Czym płacić w zagranicznych sklepach?
Robiąc zakupy przez internet lub stacjonarnie w sklepie za granicą, jedną z najprostszych sposobów opłaty zamówienia jest skorzystanie z karty płatniczej. Warto jednak zwrócić uwagę na walutę, w której jest ona prowadzona, by uniknąć wspomnianego już wcześniej przewalutowania przez bank.
Jeżeli mamy dedykowaną kartę do płatności w euro lub dolarach, warto z niej skorzystać, a pieniądze przewalutować wcześniej w kantorze internetowym Cinkciarz.pl, oszczędzając na atrakcyjnych kursach walut.
Coraz większą popularnością cieszą się także karty wielowalutowe, które wykrywają walutę transakcji i automatycznie dokonują korzystnego przewalutowania.
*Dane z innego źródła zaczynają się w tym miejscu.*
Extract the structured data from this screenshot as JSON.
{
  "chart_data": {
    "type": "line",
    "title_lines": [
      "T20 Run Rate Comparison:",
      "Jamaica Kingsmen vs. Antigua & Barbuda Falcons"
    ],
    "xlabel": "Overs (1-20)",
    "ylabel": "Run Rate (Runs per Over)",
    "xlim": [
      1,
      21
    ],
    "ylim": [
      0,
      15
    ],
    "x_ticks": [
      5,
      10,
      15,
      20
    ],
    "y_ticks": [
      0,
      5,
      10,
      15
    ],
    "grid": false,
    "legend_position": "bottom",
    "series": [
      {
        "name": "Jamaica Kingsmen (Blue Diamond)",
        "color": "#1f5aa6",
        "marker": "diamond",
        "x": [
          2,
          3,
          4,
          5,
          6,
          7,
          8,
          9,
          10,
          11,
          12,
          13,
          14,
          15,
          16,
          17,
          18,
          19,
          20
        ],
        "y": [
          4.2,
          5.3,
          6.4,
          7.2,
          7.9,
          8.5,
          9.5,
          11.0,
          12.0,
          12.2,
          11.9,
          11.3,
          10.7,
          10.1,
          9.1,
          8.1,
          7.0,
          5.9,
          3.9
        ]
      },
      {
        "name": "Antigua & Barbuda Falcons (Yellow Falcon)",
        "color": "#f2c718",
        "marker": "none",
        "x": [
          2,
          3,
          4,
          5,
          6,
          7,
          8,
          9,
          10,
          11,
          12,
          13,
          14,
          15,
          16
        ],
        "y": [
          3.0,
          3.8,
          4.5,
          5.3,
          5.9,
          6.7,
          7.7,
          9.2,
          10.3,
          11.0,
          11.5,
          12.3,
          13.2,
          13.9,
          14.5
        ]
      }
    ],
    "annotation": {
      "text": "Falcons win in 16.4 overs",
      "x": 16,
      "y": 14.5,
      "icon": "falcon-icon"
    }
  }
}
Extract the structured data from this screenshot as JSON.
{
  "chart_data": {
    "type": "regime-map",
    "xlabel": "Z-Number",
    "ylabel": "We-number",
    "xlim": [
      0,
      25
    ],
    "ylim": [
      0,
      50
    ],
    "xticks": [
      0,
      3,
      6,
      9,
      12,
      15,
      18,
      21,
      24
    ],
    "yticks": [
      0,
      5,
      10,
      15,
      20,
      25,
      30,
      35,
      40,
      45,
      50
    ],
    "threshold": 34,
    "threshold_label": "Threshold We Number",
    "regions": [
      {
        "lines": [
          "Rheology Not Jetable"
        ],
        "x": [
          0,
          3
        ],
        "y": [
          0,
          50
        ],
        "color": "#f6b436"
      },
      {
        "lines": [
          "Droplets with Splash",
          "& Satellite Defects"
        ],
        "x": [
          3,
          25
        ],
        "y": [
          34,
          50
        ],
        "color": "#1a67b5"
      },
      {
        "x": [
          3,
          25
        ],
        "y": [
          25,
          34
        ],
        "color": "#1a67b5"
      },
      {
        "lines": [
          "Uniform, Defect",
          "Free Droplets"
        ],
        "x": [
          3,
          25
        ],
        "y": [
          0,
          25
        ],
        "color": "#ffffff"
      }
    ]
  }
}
Już niedługo z podobnego rozwiązania skorzystają klienci portalu Cinkciarz.pl, otrzymując dostęp do wygodnych płatności na całym świecie w wielu walutach, rozliczanych po atrakcyjnych kursach.
Portal zaoferuje dwie wersje kart – fizyczną oraz wirtualną. Ta druga obsługiwana będzie z poziomu dedykowanej aplikacji, więc idealnie nada się do płatności internetowych.
Jeżeli sklep internetowy nie oferuje wygodnych i znanych metod płatności, istnieje możliwość wysłania zwykłego przelewu. Ten także warto wykonywać z rachunku walutowego, by uniknąć dodatkowych kosztów związanych z przewalutowaniem.
Zlecając przelew w walucie, klient ma dwie opcje do wyboru: SEPA oraz SWIFT. Jeżeli płatność jest w euro, a sklep znajduje się na terenie Unii Europejskiej, korzystniejszym wyborem zawsze będzie standard SEPA, który jest po prostu tańszy. Płacąc za zakupy w innej walucie lub poza Unią Europejską, pozostaje wybór opcji SWIFT, której koszty mogą zależeć od wielu czynników – np. wybranej waluty, kwoty czy opłat banków pośredniczących w przekazie.
Alternatywną opcją jest skorzystanie z usługi przekazów pieniężnych w Cinkciarz.pl. Użytkownik może wprowadzić numer rachunku bankowego odbiorcy (w tym przypadku sprzedawcy), wybrać interesującą go walutę oraz kwotę. W takim przypadku ma również pewność, że jego pieniądze zostaną przewalutowane po najkorzystniejszych kursach walut.
Uwaga na koszty przesyłki
Ważnym aspektem zakupów w zagranicznych sklepach są też koszty przesyłki. Te mogą bowiem znacząco podnieść całkowitą wartość zamówienia, przez co oferta może nie być aż tak atrakcyjna.
Dobrą praktyką jest zamawianie ze sklepów, które oferują darmową przesyłkę. Możemy się na nią załapać w części sklepów europejskich, a nawet niektórych spoza Starego Kontynentu. Popularną praktyką są np. darmowe przesyłki z Chin.
Darmowa dostawa nie musi być jednak wyznacznikiem. Z większości europejskich sklepów koszty przesyłki nie powinny przekraczać 30-40 złotych, co w połączeniu z niską ceną zamawianego przedmiotu wciąż może tworzyć atrakcyjną ofertę.
Inną kwestią są zwroty. Na terenie Unii Europejskiej konsumenci mogą skorzystać z prawa odesłania zamówionego na odległość produktu bez podania przyczyny w ciągu 14 dni od daty zakupu. Warto jednak pamiętać, że przesyłkę należy odesłać na własny koszt, co może nieco komplikować sprawę. Zamówienia spoza Unii Europejskiej w większości nie są natomiast objęte podobnymi przywilejami.
Inaczej może też wyglądać kwestia uznawania gwarancji. Producent wadliwego sprzętu może nas poprosić o odesłanie produktu do kraju, z którego go zamówiliśmy, co w przypadku np. zakupów z Chin może być nie tylko problematyczne, ale i kosztowne.
Przed zamówieniem towaru, który początkowo wydaje się wielką okazją, warto wziąć pod uwagę wszystkie składowe. Po ich przeanalizowaniu może się bowiem okazać, że ostateczna kwota niekoniecznie jest tak atrakcyjna, jak się początkowo wydawało.